In mathematics, and particularly functional analysis, the Helly space, named after Eduard Helly, consists of all monotonically increasing functions ƒ : [0,1] → [0,1], where [0,1] denotes the closed interval given by the set of all x such that 0 ≤ x ≤ 1. In other words, for all 0 ≤ x ≤ 1 we have 0 ≤ ƒ(x) ≤ 1 and also if x ≤ y then ƒ(x) ≤ ƒ(y).

Let the closed interval [0,1] be denoted simply by I. We can form the space I^{I} by taking the uncountable Cartesian product of closed intervals:
$I^I = \prod_{i \in I} I_i$
The space I^{I} is exactly the space of functions ƒ : [0,1] → [0,1]. For each point x in [0,1] we assign the point ƒ(x) in I_{x} = [0,1].

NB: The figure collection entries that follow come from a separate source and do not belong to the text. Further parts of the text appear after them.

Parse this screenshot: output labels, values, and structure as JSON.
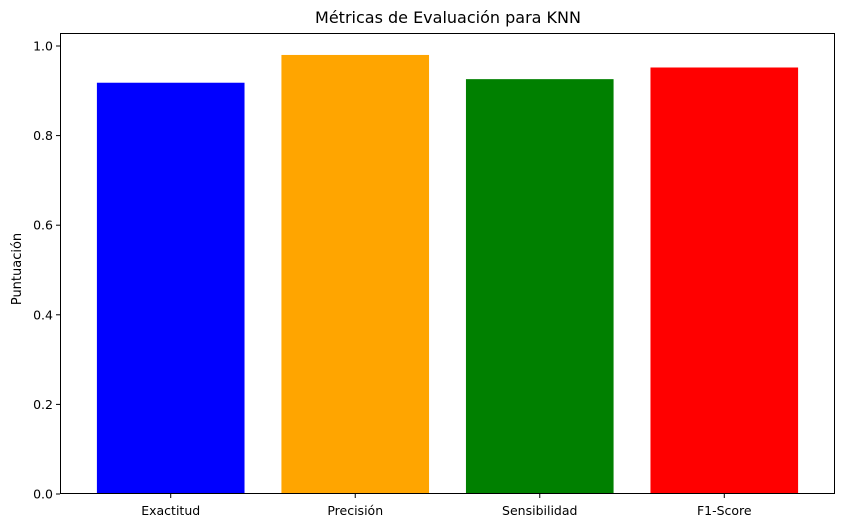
{
  "chart_data": {
    "type": "bar",
    "title": "Métricas de Evaluación para KNN",
    "xlabel": "",
    "ylabel": "Puntuación",
    "categories": [
      "Exactitud",
      "Precisión",
      "Sensibilidad",
      "F1-Score"
    ],
    "values": [
      0.918,
      0.98,
      0.926,
      0.952
    ],
    "colors": [
      "#0000ff",
      "#ffa500",
      "#008000",
      "#ff0000"
    ],
    "ylim": [
      0,
      1.029
    ],
    "yticks": [
      0.0,
      0.2,
      0.4,
      0.6,
      0.8,
      1.0
    ],
    "ytick_labels": [
      "0.0",
      "0.2",
      "0.4",
      "0.6",
      "0.8",
      "1.0"
    ],
    "grid": false,
    "legend": "none"
  }
}
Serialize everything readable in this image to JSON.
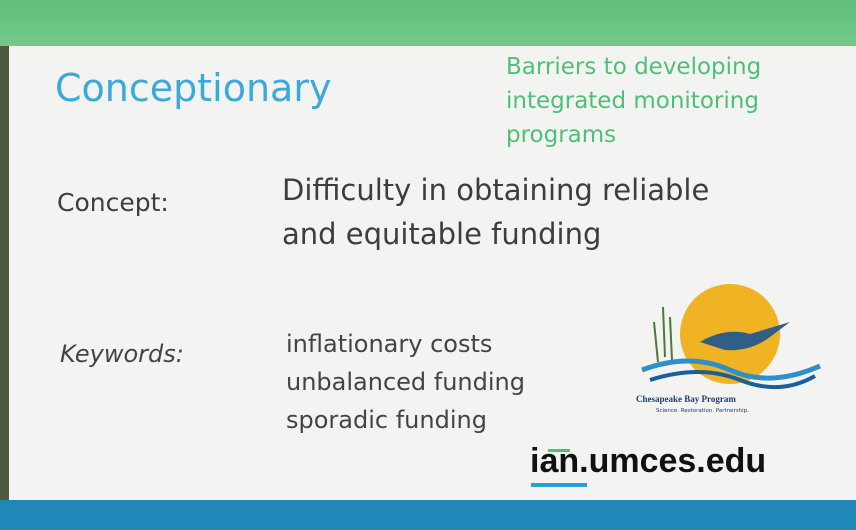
{
  "header": {
    "brand": "Conceptionary",
    "topic_lines": [
      "Barriers to developing",
      "integrated monitoring",
      "programs"
    ]
  },
  "concept": {
    "label": "Concept:",
    "lines": [
      "Difficulty in obtaining reliable",
      "and equitable funding"
    ]
  },
  "keywords": {
    "label": "Keywords:",
    "items": [
      "inflationary costs",
      "unbalanced funding",
      "sporadic funding"
    ]
  },
  "logo": {
    "name": "Chesapeake Bay Program",
    "tagline": "Science. Restoration. Partnership."
  },
  "footer": {
    "url": "ian.umces.edu"
  }
}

Helly's space is convex as a subset of $\mathbb{R}^{[0,1]}$.

== Topology ==

The Helly space is a subset of I^{I}. The space I^{I} has its own topology, namely the product topology. The Helly space has a topology; namely the induced topology as a subset of I^{I}. It is normal Haudsdorff, compact, separable, and first-countable but not second-countable.